Why Rectified Power Unit Networks Fail and How to Improve It: An Effective Field Theory Perspective
Taeyoung Kim, Myungjoo Kang
TL;DR
The paper analyzes why deep Rectified Power Unit (RePU) networks fail under training through an effective field theory lens, revealing that RePU does not satisfy a criticality condition in the representation-group flow. It introduces Modified Rectified Power Unit (MRePU), derives its susceptibility properties, and proves that MRePU resides in a distinct universality class with stable forward propagation and differentiable, universal approximation capabilities. The authors provide rigorous approximation results for polynomials and differentiable functions, and validate MRePU across synthetic, physics-informed neural network (PINN), and real-world vision tasks (MNIST, CIFAR-10), including integration with ResNet.
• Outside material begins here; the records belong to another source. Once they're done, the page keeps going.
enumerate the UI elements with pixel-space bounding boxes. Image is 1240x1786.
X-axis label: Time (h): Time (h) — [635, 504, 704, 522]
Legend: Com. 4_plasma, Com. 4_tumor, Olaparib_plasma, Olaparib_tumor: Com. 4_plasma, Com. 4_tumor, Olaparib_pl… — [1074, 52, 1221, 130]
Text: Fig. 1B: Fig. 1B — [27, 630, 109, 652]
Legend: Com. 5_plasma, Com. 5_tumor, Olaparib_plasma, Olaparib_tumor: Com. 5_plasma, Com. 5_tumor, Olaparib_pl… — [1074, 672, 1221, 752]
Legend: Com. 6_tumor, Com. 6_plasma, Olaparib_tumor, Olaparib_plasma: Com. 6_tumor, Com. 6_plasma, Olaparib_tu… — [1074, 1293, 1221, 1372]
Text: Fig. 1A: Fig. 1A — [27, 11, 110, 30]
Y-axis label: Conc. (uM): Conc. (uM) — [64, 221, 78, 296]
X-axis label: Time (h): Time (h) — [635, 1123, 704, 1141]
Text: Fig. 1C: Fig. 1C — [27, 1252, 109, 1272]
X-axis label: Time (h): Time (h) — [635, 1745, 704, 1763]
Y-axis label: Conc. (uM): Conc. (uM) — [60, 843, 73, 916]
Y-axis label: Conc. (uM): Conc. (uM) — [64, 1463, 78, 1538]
The work offers concrete kernel-based guidelines and phase-diagram evidence for initializing MRePU networks to achieve robust training, highlighting its practical impact as a robust alternative activation in deep networks.
Abstract
The Rectified Power Unit (RePU) activation function, a differentiable generalization of the Rectified Linear Unit (ReLU), has shown promise in constructing neural networks due to its smoothness properties. However, deep RePU networks often suffer from critical issues such as vanishing or exploding values during training, rendering them unstable regardless of hyperparameter initialization. Leveraging the perspective of effective field theory, we identify the root causes of these failures and propose the Modified Rectified Power Unit (MRePU) activation function. MRePU addresses RePU's limitations while preserving its advantages, such as differentiability and universal approximation properties. Theoretical analysis demonstrates that MRePU satisfies criticality conditions necessary for stable training, placing it in a distinct universality class. Extensive experiments validate the effectiveness of MRePU, showing significant improvements in training stability and performance across various tasks, including polynomial regression, physics-informed neural networks (PINNs) and real-world vision tasks. Our findings highlight the potential of MRePU as a robust alternative for building deep neural networks.